# Harder limits

• February 4th 2010, 12:30 PM
vuze88
Harder limits
The function f is differentiable at a. Find $\lim_{h\to 0}\frac{f(a+ph)-f(a-ph)}{h}$

I'd assume its something to do with manipulating the definition $\lim_{h\to 0}\frac{f(a+h)-f(a)}{h}$ but have no idea how.
• February 4th 2010, 05:49 PM
felper
Quote:

Originally Posted by vuze88
The function f is differentiable at a. Find $\lim_{h\to 0}\frac{f(a+ph)-f(a-ph)}{h}$

I'd assume its something to do with manipulating the definition $\lim_{h\to 0}\frac{f(a+h)-f(a)}{h}$ but have no idea how.

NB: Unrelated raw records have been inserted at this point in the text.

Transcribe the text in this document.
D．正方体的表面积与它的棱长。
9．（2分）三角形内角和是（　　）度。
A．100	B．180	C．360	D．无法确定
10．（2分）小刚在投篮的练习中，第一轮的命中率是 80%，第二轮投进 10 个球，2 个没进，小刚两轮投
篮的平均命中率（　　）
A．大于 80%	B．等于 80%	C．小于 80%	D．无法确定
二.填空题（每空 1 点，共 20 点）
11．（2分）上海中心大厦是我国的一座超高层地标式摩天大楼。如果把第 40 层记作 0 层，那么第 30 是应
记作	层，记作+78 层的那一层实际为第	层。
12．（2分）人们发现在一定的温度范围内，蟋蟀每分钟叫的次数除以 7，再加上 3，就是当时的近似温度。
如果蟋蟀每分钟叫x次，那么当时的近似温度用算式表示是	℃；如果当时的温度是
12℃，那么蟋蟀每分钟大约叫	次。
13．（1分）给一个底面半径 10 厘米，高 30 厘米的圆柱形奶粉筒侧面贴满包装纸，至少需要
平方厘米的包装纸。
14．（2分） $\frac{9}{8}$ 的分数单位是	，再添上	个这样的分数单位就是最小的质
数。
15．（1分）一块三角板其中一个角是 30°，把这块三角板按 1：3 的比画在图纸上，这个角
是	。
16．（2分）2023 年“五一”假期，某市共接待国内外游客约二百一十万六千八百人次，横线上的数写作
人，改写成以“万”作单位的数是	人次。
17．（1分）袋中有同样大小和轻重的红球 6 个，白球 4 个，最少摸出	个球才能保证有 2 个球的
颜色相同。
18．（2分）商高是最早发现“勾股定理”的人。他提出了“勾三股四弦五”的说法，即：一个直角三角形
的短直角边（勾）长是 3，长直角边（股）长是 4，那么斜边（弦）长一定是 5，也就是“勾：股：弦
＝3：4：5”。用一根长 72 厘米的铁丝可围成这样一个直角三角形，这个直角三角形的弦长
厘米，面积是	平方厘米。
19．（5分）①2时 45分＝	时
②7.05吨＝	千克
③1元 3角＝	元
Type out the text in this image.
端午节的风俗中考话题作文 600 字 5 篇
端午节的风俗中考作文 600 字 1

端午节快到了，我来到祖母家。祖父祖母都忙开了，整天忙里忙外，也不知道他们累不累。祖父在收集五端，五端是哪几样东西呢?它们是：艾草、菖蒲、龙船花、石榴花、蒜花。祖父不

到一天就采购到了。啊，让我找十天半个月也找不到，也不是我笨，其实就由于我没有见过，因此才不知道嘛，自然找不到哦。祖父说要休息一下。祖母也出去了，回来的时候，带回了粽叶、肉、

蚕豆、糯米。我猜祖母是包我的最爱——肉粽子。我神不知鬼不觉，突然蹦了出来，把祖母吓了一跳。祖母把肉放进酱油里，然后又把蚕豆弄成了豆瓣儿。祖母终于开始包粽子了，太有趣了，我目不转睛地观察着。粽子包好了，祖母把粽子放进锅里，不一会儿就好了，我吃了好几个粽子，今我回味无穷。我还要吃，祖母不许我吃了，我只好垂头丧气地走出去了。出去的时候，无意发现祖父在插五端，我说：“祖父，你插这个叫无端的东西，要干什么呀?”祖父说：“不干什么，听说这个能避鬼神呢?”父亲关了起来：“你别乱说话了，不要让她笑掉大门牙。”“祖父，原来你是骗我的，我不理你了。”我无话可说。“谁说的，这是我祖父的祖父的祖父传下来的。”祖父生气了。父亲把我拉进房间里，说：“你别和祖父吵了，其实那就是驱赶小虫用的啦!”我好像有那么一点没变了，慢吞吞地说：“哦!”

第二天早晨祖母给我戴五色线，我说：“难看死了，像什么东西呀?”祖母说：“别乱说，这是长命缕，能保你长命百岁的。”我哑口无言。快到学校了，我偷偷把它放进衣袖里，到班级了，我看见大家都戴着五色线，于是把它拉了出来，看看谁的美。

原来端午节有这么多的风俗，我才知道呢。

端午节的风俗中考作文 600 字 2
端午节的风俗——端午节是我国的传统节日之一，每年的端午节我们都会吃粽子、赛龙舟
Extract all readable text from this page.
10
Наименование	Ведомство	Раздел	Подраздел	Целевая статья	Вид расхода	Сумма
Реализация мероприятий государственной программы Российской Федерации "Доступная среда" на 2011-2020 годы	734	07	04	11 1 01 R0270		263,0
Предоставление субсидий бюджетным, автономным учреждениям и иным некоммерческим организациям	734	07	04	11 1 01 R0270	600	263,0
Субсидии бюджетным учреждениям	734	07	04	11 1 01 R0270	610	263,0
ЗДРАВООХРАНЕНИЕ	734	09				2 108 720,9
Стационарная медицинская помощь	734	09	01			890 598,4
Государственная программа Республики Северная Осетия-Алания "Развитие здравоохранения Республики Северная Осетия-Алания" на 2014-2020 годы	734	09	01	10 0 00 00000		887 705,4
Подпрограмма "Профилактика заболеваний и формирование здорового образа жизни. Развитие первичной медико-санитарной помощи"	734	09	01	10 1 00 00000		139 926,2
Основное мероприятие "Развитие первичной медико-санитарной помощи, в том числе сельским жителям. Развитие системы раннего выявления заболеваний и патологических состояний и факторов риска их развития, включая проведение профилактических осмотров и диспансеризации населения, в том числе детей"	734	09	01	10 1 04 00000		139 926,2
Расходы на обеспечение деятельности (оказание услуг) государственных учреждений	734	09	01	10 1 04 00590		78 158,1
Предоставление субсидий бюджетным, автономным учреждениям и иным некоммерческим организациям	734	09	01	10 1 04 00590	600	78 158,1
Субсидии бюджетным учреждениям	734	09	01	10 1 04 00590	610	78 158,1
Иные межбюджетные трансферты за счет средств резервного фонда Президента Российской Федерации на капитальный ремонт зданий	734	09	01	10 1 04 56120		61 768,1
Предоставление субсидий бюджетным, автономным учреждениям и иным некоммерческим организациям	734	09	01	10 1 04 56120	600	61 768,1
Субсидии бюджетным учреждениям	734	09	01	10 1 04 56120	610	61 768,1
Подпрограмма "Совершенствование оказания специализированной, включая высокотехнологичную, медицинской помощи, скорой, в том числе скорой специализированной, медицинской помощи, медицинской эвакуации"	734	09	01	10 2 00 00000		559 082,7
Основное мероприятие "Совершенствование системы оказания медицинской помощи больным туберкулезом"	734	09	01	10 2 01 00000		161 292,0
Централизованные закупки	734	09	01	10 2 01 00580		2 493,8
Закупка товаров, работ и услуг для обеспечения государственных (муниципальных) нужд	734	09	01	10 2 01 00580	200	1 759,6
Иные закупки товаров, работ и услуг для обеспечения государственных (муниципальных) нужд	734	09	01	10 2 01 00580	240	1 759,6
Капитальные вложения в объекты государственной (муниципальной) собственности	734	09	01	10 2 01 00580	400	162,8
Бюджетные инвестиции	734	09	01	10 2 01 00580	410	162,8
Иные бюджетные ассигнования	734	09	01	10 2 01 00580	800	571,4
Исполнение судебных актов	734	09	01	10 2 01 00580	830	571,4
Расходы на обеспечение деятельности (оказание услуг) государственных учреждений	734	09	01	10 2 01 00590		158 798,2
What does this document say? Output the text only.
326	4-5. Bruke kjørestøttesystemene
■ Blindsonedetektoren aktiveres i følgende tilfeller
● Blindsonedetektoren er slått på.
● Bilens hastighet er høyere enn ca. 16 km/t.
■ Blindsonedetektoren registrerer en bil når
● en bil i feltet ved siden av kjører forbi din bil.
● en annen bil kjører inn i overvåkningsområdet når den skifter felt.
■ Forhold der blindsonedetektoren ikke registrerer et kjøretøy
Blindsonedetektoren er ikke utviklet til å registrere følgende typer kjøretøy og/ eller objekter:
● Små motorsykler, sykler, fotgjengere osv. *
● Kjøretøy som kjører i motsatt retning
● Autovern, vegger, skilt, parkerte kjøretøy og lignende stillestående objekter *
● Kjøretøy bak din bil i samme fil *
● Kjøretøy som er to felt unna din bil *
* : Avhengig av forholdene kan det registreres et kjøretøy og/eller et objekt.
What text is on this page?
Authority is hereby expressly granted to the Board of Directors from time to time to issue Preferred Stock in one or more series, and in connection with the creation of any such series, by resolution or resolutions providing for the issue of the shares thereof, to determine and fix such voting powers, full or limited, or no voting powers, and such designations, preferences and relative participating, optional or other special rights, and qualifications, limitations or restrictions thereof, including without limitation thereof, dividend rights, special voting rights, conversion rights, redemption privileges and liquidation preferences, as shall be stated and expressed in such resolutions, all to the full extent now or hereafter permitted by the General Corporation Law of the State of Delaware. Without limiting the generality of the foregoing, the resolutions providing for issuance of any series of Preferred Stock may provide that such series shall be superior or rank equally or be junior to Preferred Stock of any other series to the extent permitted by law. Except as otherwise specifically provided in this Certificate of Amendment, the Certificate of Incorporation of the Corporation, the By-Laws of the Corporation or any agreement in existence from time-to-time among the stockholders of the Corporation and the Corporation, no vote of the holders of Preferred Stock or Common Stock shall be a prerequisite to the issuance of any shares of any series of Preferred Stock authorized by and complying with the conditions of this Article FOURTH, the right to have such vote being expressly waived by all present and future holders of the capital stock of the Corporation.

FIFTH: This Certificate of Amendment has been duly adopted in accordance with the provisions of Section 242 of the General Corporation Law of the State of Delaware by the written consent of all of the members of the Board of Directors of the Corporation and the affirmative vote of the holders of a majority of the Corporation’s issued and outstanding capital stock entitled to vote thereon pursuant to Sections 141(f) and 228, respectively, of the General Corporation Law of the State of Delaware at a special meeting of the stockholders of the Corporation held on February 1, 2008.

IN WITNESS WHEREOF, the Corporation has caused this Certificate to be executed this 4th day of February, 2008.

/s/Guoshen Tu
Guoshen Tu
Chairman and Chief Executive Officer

$\lim_{h\to 0}\frac{f(a+ph)-f(a-ph)}{h}=p\lim_{h\to 0}\frac{f(a+ph)-f(a-ph)+f(a)-f(a)}{ph}\\$

could you finish it?
• February 4th 2010, 07:23 PM
vuze88
so is the answer $2pf'(a)$
• February 5th 2010, 06:15 AM
felper
Quote:

Originally Posted by felper
$\lim_{h\to 0}\frac{f(a+ph)-f(a-ph)}{h}=p\lim_{h\to 0}\frac{f(a+ph)-f(a-ph)+f(a)-f(a)}{ph}\\$

could you finish it?

$p\lim_{h\to 0}\frac{f(a+ph)-f(a-ph)+f(a)-f(a)}{ph}$
$=p\lim_{h\to 0}\frac{f(a+ph)-f(a)}{ph}+\frac{f(a)-f(a-ph)}{ph}$
$=p\lim_{h\to 0}\frac{f(a+ph)-f(a)}{ph}+\frac{f(a-ph)-f(a)}{-ph}=2pf'(a)$